The next recipe is a normalized recipe used to clean the data and pre-compute the date at day, hour, and minute levels. It’s done early in the Flow so that you have the possibility to use SQL engines later on.

The Split recipe splits the other rows and pushes them into three main categories:

One for all SQL processing (logs_sql_connection)
One for local processing (logs_local_process)
One for the local Kubernetes processing (logs_k8s)

In the end, there is nothing complex here—mostly data splitting.

One thing to note is that some rows from the original CRU data are dropped and never used. This is normal and concerns the start and finishing of Kubernetes task reports that are of no use.

Kubernetes, SQL, and local resources#

Each of those categories will have a specific format of logs and, therefore, specific data preparation in their dedicated Flow zones. Let’s look at each of them.

Regarding the Kubernetes Resources, most of the work is done in the Prepare recipe, which is organized into two groups of operations: Instant Usage of Resources and Cumulative Usage of Resources.

The Group recipe aggregates each pod resource used by minute and by process, whereas the Window recipe is used to take the latest log trace related to a process.

Instant and cumulative usage analysis#

The Instant Usage Analysis and Cumulative Usage Analysis Flow zones fuel two tabs of the dashboard.

The Instant Usage Analysis zone gathers the analysis regarding the minute-by-minute logs. This Flow zone gas four datasets: Logs by day & hours, Logs by minute, Logs Top Memory usage, and Logs Top CPU usage. They allow the visualizations in the Instant Usage Analysis tab of the dashboard to help with capacity planning.
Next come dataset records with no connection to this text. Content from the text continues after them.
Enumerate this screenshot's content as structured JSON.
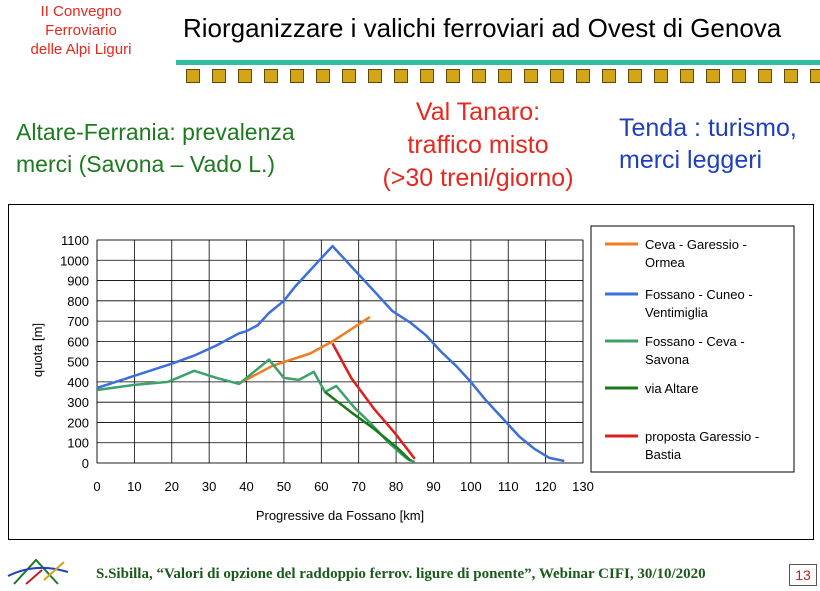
{
  "conference": [
    "II Convegno",
    "Ferroviario",
    "delle Alpi Liguri"
  ],
  "title": "Riorganizzare i valichi ferroviari ad Ovest di Genova",
  "colors": {
    "accent_bar": "#2ebfa3",
    "squares": "#d4a514"
  },
  "headlines": {
    "left": {
      "lines": [
        "Altare-Ferrania: prevalenza",
        "merci (Savona – Vado L.)"
      ],
      "color": "#1e7a1e"
    },
    "middle": {
      "lines": [
        "Val Tanaro:",
        "traffico misto",
        "(>30 treni/giorno)"
      ],
      "color": "#e8281e"
    },
    "right": {
      "lines": [
        "Tenda : turismo,",
        "merci leggeri"
      ],
      "color": "#1f3fbf"
    }
  },
  "chart_data": {
    "type": "line",
    "title": "",
    "xlabel": "Progressive da Fossano [km]",
    "ylabel": "quota [m]",
    "xlim": [
      0,
      130
    ],
    "ylim": [
      0,
      1100
    ],
    "xticks": [
      0,
      10,
      20,
      30,
      40,
      50,
      60,
      70,
      80,
      90,
      100,
      110,
      120,
      130
    ],
    "yticks": [
      0,
      100,
      200,
      300,
      400,
      500,
      600,
      700,
      800,
      900,
      1000,
      1100
    ],
    "grid": true,
    "legend_position": "right",
    "series": [
      {
        "name": "Ceva - Garessio - Ormea",
        "color": "#f07d1e",
        "x": [
          38,
          47,
          57,
          63,
          73
        ],
        "y": [
          392,
          480,
          540,
          600,
          720
        ]
      },
      {
        "name": "Fossano - Cuneo - Ventimiglia",
        "color": "#3c6edc",
        "x": [
          0,
          10,
          20,
          26,
          32,
          38,
          40,
          43,
          46,
          50,
          53,
          57,
          60,
          63,
          66,
          70,
          75,
          79,
          84,
          88,
          92,
          96,
          100,
          104,
          108,
          113,
          117,
          121,
          125
        ],
        "y": [
          370,
          430,
          490,
          530,
          580,
          640,
          650,
          680,
          740,
          800,
          870,
          950,
          1010,
          1070,
          1010,
          930,
          830,
          750,
          690,
          630,
          550,
          480,
          400,
          310,
          230,
          130,
          70,
          25,
          10
        ]
      },
      {
        "name": "Fossano - Ceva - Savona",
        "color": "#3ea06a",
        "x": [
          0,
          10,
          19,
          26,
          32,
          38,
          42,
          46,
          50,
          54,
          58,
          61,
          64,
          69,
          73,
          78,
          83,
          85
        ],
        "y": [
          360,
          385,
          400,
          455,
          420,
          390,
          450,
          510,
          420,
          410,
          450,
          350,
          380,
          270,
          200,
          100,
          20,
          5
        ]
      },
      {
        "name": "via Altare",
        "color": "#1a7a1a",
        "x": [
          61,
          68,
          74,
          80,
          84
        ],
        "y": [
          350,
          250,
          170,
          80,
          10
        ]
      },
      {
        "name": "proposta Garessio - Bastia",
        "color": "#e01e1e",
        "x": [
          63,
          68,
          74,
          80,
          85
        ],
        "y": [
          590,
          420,
          270,
          140,
          20
        ]
      }
    ]
  },
  "legend": [
    {
      "lines": [
        "Ceva - Garessio -",
        "Ormea"
      ],
      "color": "#f07d1e"
    },
    {
      "lines": [
        "Fossano - Cuneo -",
        "Ventimiglia"
      ],
      "color": "#3c6edc"
    },
    {
      "lines": [
        "Fossano - Ceva -",
        "Savona"
      ],
      "color": "#3ea06a"
    },
    {
      "lines": [
        "via Altare"
      ],
      "color": "#1a7a1a"
    },
    {
      "lines": [
        "proposta Garessio -",
        "Bastia"
      ],
      "color": "#e01e1e"
    }
  ],
  "footer": "S.Sibilla, “Valori di opzione del raddoppio ferrov. ligure di ponente”, Webinar CIFI, 30/10/2020",
  "page_number": "13"
}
The Cumulative Usage Analysis zone stacks the local, Kubernetes, and SQL processes into one dataset to analyze the cumulative resource usage over the total time of the processes. This analysis helps with resource optimization and diminishing financial costs and/or C02 impact.

Consumption report#

The Solution has a Resource Consumption Report dashboard, which helps analyze which project/user is consuming resources, and on which infrastructure.

The dashboard has four tabs:

Tab	Description
General Analysis	Has a general overview of your consumption with metrics, distribution of resources consumption, and most frequent jobs.
Instant Usage Investigation	Helps analyze your capacity planning. You can investigate which project, user, or recipe generated a CPU & memory peak. Thanks to the filter section, the user can truly understand the usage compared to date, execution location, project key, and user ID by filtering them in and out.
Cumulative resource usage over time	Focuses on analyzing which jobs consume the most resource over time, spot projects that should be optimized, and diminish your CO2 impact or financial cost.
SQL Details	Is a more specific dashboard that analyzes the SQL execution time from all your projects. It displays the daily SQL execution time per project and the distribution of the execution over the available SQL connections.
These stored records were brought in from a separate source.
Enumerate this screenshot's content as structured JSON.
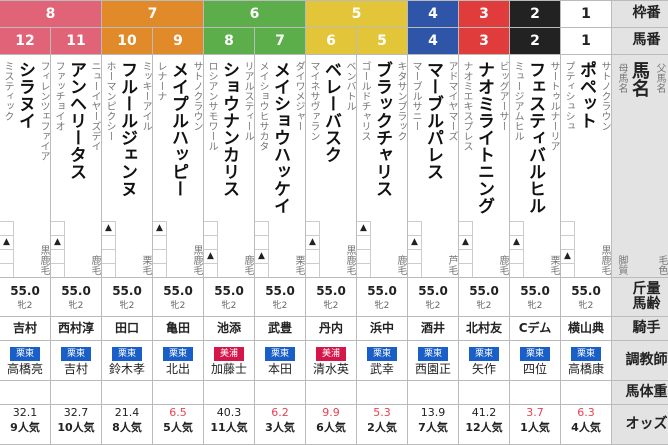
{
  "header": {
    "waku": "枠番",
    "umaban": "馬番",
    "horse_name": "馬名",
    "sire": "父馬名",
    "dam": "母馬名",
    "leg_style": "脚質",
    "coat": "毛色",
    "weight_age": "斤量馬齢",
    "jockey": "騎手",
    "trainer": "調教師",
    "body_weight": "馬体重",
    "odds": "オッズ"
  },
  "waku_colors": {
    "1": "#ffffff",
    "2": "#222222",
    "3": "#e03c3c",
    "4": "#2f55a8",
    "5": "#e3c53a",
    "6": "#5cae4a",
    "7": "#e08a2a",
    "8": "#e06378"
  },
  "stable_colors": {
    "栗東": "#1a5fc7",
    "美浦": "#d4164a"
  },
  "horses": [
    {
      "waku": "8",
      "umaban": "12",
      "name": "シラヌイ",
      "sire": "フィレンツェファイア",
      "dam": "ミスティック",
      "leg": 1,
      "coat": "黒鹿毛",
      "weight": "55.0",
      "sex_age": "牝2",
      "jockey": "吉村",
      "stable": "栗東",
      "trainer": "高橋亮",
      "odds": "32.1",
      "popularity": "9人気"
    },
    {
      "waku": "8",
      "umaban": "11",
      "name": "アンヘリータス",
      "sire": "ニューイヤーズデイ",
      "dam": "ファッチョイオ",
      "leg": 1,
      "coat": "鹿毛",
      "weight": "55.0",
      "sex_age": "牝2",
      "jockey": "西村淳",
      "stable": "栗東",
      "trainer": "吉村",
      "odds": "32.7",
      "popularity": "10人気"
    },
    {
      "waku": "7",
      "umaban": "10",
      "name": "フルールジェンヌ",
      "sire": "ミッキーアイル",
      "dam": "ホーマンピクシー",
      "leg": 0,
      "coat": "栗毛",
      "weight": "55.0",
      "sex_age": "牝2",
      "jockey": "田口",
      "stable": "栗東",
      "trainer": "鈴木孝",
      "odds": "21.4",
      "popularity": "8人気"
    },
    {
      "waku": "7",
      "umaban": "9",
      "name": "メイプルハッピー",
      "sire": "サトノクラウン",
      "dam": "レナーナ",
      "leg": 0,
      "coat": "黒鹿毛",
      "weight": "55.0",
      "sex_age": "牝2",
      "jockey": "亀田",
      "stable": "栗東",
      "trainer": "北出",
      "odds": "6.5",
      "popularity": "5人気"
    },
    {
      "waku": "6",
      "umaban": "8",
      "name": "ショウナンカリス",
      "sire": "リアルスティール",
      "dam": "ロシアンサモワール",
      "leg": 2,
      "coat": "鹿毛",
      "weight": "55.0",
      "sex_age": "牝2",
      "jockey": "池添",
      "stable": "美浦",
      "trainer": "加藤士",
      "odds": "40.3",
      "popularity": "11人気"
    },
    {
      "waku": "6",
      "umaban": "7",
      "name": "メイショウハッケイ",
      "sire": "ダイワメジャー",
      "dam": "メイショウヒサカタ",
      "leg": 2,
      "coat": "栗毛",
      "weight": "55.0",
      "sex_age": "牝2",
      "jockey": "武豊",
      "stable": "栗東",
      "trainer": "本田",
      "odds": "6.2",
      "popularity": "3人気"
    },
    {
      "waku": "5",
      "umaban": "6",
      "name": "ベレーバスク",
      "sire": "ベンバトル",
      "dam": "マイネサヴァラン",
      "leg": 1,
      "coat": "黒鹿毛",
      "weight": "55.0",
      "sex_age": "牝2",
      "jockey": "丹内",
      "stable": "美浦",
      "trainer": "清水英",
      "odds": "9.9",
      "popularity": "6人気"
    },
    {
      "waku": "5",
      "umaban": "5",
      "name": "ブラックチャリス",
      "sire": "キタサンブラック",
      "dam": "ゴールドチャリス",
      "leg": 0,
      "coat": "鹿毛",
      "weight": "55.0",
      "sex_age": "牝2",
      "jockey": "浜中",
      "stable": "栗東",
      "trainer": "武幸",
      "odds": "5.3",
      "popularity": "2人気"
    },
    {
      "waku": "4",
      "umaban": "4",
      "name": "マーブルパレス",
      "sire": "アドマイヤマーズ",
      "dam": "マーブルサニー",
      "leg": 1,
      "coat": "芦毛",
      "weight": "55.0",
      "sex_age": "牝2",
      "jockey": "酒井",
      "stable": "栗東",
      "trainer": "西園正",
      "odds": "13.9",
      "popularity": "7人気"
    },
    {
      "waku": "3",
      "umaban": "3",
      "name": "ナオミライトニング",
      "sire": "ビッグアーサー",
      "dam": "ナオミエキスプレス",
      "leg": 1,
      "coat": "鹿毛",
      "weight": "55.0",
      "sex_age": "牝2",
      "jockey": "北村友",
      "stable": "栗東",
      "trainer": "矢作",
      "odds": "41.2",
      "popularity": "12人気"
    },
    {
      "waku": "2",
      "umaban": "2",
      "name": "フェスティバルヒル",
      "sire": "サートゥルナーリア",
      "dam": "ミュージアムヒル",
      "leg": 1,
      "coat": "栗毛",
      "weight": "55.0",
      "sex_age": "牝2",
      "jockey": "Cデム",
      "stable": "栗東",
      "trainer": "四位",
      "odds": "3.7",
      "popularity": "1人気"
    },
    {
      "waku": "1",
      "umaban": "1",
      "name": "ポペット",
      "sire": "サトノクラウン",
      "dam": "プティシュシュ",
      "leg": 2,
      "coat": "黒鹿毛",
      "weight": "55.0",
      "sex_age": "牝2",
      "jockey": "横山典",
      "stable": "栗東",
      "trainer": "高橋康",
      "odds": "6.3",
      "popularity": "4人気"
    }
  ]
}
Dashboard filters are available on each tab to re-generate the charts on a specific subset of data (that is, by user, on a certain date range, execution type, etc.).

Build your own dashboard#

The Solution’s Project Setup allows you to build your own dashboard in just a few clicks by connecting your logs folder.
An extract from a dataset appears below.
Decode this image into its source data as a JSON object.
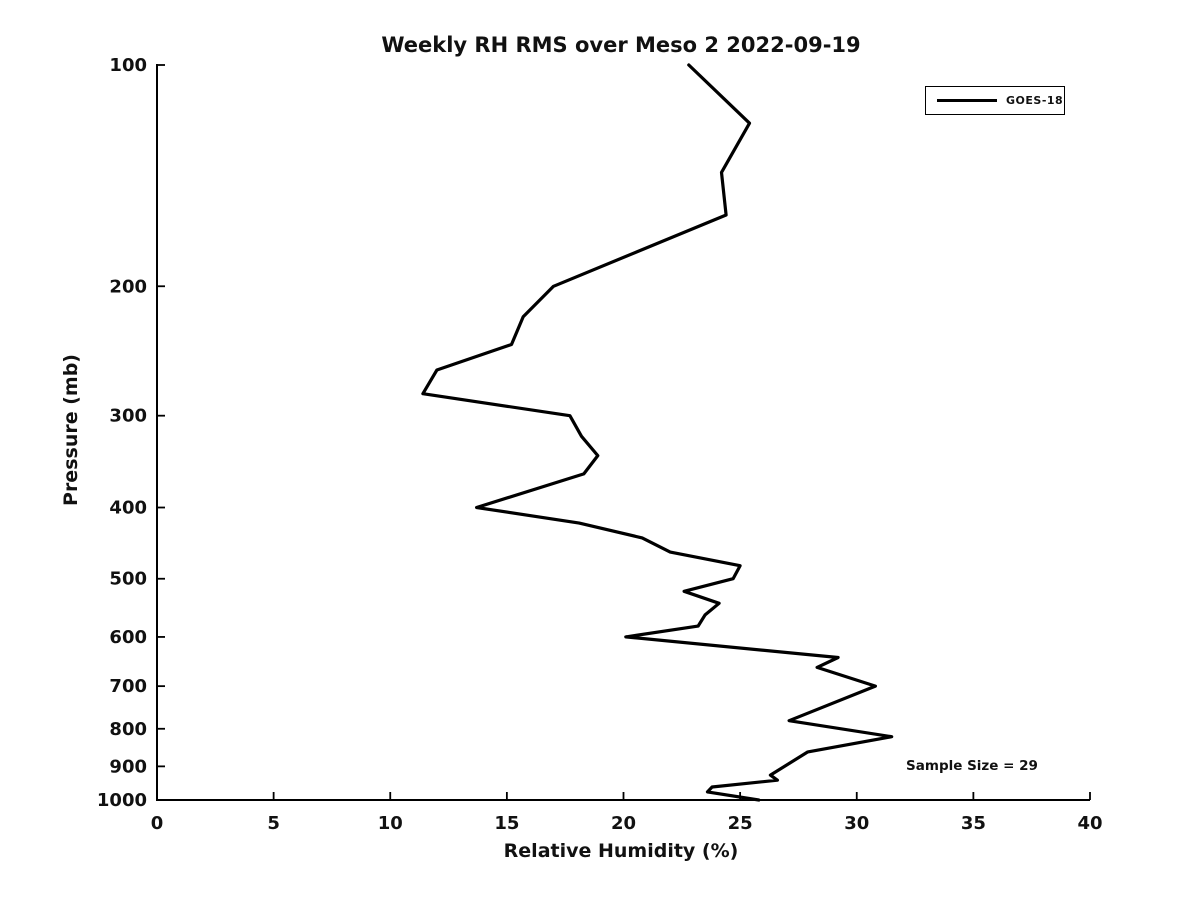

Select your connection leading to the location of the logs. Reconfigure the connections in the Flow to match the ones selected. Configure their path within the connection. Finally, build your Resource Consumption Report dashboard.

Next steps#

As a next step, you might want to use this Solution to run some daily usage monitoring. If you wish to do so, you’ll need to do some modifications to the project to improve its performance.

Activate the time trigger on the Build scenario. The Build scenario rebuilds the Flow when you want to run an analysis. A user needs to trigger it to run the visualizations with the latest logs.
Change all the database connections to an SQL one (except for the input dataset).
Change the execution engine to an SQL engine for all compatible recipes.
Consider partitioning your dataset per day to make sure only the last slice of data is computed each day.

In a FinOps approach, the ideal scenario is to discuss with other stakeholders (business, projects, IT, finance, etc.) to review which information they need, and progressively enrich the dashboards.